The Fate of the Tea Parties
Steve Clemons on the tea party movement:
I hope that David Frum is right and that the Tea Party movement, which is growing in numbers and ferocity, will hit its limit, experience an Icarus moment, and plunge back into the fringe of American politics where pugnacious, jingoistic, narrow band nationalism has always lurked.
But there is no guarantee of this. A prominent mega-funder of the political left recently told me that he had miscalculated about a number of things in the last election. One of these was that he thought that electorally smashing the increasingly manic right wing that had hijacked the Republican Party and dislodged the more moderate, straight-talking John McCain in favor of the McCain that empowered and unleashed Sarah Palin would produce a more reasonable GOP.
He told me that "their political loss didn't teach the Republicans anything; they actually got much worse."
For what it's worth, I think Frum is right and the mega-funder just needs to have a bit more patience. Parties rarely move to the center immediately after a big defeat. Usually it takes two or three before they finally get the message, and on that metric Republicans aren't due for a move to the center until sometime after 2012.

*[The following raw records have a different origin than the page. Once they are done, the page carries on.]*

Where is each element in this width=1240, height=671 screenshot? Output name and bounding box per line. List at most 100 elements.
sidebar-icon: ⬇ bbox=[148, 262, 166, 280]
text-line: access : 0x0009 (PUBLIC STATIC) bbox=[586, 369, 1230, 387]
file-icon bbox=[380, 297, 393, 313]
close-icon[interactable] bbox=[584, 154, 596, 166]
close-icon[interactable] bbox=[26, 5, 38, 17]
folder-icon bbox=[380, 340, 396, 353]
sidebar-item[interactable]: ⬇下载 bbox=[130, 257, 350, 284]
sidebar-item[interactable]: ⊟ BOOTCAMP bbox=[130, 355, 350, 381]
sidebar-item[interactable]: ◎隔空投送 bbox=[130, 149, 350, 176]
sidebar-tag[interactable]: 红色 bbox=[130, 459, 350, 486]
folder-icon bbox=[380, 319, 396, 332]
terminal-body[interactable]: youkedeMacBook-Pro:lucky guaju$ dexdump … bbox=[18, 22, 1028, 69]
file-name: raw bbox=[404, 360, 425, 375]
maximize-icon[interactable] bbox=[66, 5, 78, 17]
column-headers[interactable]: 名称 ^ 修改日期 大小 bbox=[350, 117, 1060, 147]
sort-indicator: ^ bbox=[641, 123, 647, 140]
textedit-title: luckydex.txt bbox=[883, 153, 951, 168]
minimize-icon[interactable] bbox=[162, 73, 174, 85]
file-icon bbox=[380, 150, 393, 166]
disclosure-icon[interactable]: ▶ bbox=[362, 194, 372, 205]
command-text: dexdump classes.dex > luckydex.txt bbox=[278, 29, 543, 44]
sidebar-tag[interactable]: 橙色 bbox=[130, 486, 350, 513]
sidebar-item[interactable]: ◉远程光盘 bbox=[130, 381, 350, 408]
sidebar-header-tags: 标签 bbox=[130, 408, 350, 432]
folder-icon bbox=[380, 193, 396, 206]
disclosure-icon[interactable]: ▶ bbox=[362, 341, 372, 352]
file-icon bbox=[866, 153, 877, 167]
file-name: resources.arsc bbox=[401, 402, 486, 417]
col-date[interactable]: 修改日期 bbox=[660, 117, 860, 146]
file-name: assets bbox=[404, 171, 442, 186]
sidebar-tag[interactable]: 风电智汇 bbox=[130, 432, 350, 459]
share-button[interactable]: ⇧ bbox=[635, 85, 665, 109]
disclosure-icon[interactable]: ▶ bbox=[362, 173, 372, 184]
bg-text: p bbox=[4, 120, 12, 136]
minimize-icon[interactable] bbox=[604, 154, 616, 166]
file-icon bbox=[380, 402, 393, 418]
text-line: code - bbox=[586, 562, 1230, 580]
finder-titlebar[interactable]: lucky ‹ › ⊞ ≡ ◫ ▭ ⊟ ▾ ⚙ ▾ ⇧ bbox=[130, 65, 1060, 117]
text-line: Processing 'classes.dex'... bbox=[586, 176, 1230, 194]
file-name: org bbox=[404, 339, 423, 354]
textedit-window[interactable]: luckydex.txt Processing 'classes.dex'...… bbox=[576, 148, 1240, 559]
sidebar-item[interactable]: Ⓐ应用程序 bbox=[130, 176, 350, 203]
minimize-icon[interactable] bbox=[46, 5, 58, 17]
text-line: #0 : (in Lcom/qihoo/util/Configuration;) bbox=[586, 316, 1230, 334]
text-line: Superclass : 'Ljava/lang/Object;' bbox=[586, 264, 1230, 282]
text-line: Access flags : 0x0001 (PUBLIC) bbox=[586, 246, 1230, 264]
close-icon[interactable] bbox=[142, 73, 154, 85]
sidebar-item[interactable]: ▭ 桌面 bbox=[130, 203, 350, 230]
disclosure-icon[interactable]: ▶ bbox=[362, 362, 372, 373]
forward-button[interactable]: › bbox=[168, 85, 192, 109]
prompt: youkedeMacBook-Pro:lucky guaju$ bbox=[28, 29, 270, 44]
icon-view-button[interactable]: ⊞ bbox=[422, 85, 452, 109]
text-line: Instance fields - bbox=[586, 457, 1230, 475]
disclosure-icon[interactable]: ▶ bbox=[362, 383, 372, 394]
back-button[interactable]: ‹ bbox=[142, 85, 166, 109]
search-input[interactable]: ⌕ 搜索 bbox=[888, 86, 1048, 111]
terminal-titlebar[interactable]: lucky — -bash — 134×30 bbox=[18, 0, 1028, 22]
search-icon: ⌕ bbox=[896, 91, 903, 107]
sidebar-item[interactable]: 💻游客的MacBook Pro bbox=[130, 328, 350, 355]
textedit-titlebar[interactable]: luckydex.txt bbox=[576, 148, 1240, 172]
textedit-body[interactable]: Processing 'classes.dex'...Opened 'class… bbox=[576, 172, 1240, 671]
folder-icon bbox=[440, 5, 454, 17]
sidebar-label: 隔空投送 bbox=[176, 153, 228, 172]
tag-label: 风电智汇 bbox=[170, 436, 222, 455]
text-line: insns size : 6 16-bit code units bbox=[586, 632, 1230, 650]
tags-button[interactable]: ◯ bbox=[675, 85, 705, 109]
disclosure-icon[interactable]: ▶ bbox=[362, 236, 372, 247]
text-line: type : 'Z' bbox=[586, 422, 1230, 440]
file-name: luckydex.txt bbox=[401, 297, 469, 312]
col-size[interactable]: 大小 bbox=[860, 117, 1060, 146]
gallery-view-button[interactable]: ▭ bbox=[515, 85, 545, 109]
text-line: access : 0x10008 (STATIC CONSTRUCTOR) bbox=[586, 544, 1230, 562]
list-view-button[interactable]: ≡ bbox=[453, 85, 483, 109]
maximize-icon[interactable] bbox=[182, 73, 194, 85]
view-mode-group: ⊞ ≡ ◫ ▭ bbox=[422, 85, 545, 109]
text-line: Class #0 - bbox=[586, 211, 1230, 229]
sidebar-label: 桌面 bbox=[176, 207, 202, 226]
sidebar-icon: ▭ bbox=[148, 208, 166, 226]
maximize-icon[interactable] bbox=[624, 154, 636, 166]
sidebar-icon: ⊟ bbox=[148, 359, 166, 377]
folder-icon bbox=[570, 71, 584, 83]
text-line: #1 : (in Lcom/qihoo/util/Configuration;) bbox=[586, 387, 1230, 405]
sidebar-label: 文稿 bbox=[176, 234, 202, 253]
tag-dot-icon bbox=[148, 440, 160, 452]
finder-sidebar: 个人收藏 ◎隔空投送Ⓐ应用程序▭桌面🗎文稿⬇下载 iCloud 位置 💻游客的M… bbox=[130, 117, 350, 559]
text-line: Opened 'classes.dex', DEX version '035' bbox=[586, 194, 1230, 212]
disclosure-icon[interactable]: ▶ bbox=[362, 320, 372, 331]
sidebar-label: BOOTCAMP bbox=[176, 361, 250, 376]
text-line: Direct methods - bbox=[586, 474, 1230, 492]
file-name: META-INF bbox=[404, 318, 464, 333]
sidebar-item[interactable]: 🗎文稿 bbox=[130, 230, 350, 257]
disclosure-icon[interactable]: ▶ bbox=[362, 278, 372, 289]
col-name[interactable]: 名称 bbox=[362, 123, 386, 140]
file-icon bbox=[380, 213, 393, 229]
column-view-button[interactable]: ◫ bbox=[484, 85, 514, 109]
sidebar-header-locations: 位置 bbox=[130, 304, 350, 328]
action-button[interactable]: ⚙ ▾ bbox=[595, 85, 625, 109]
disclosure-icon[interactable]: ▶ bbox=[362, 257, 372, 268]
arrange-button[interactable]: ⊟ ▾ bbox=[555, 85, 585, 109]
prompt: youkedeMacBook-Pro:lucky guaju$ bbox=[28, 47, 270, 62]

As for the tea parties, they're nothing new. We've seen similar conservative movements flower like clockwork during previous Democratic administrations, and they always burn themselves out after a few years. The tea party movement has ascended faster than its ancestors, partly because of lousy economic conditions and partly because of the power of modern media, and my guess is that their fall will be equally swift when it comes. Glenn Beck and Sarah Palin simply aren't the kind of people who wear well. Their fifteen minutes aren't up yet, but they will be within a year or two. More on this later.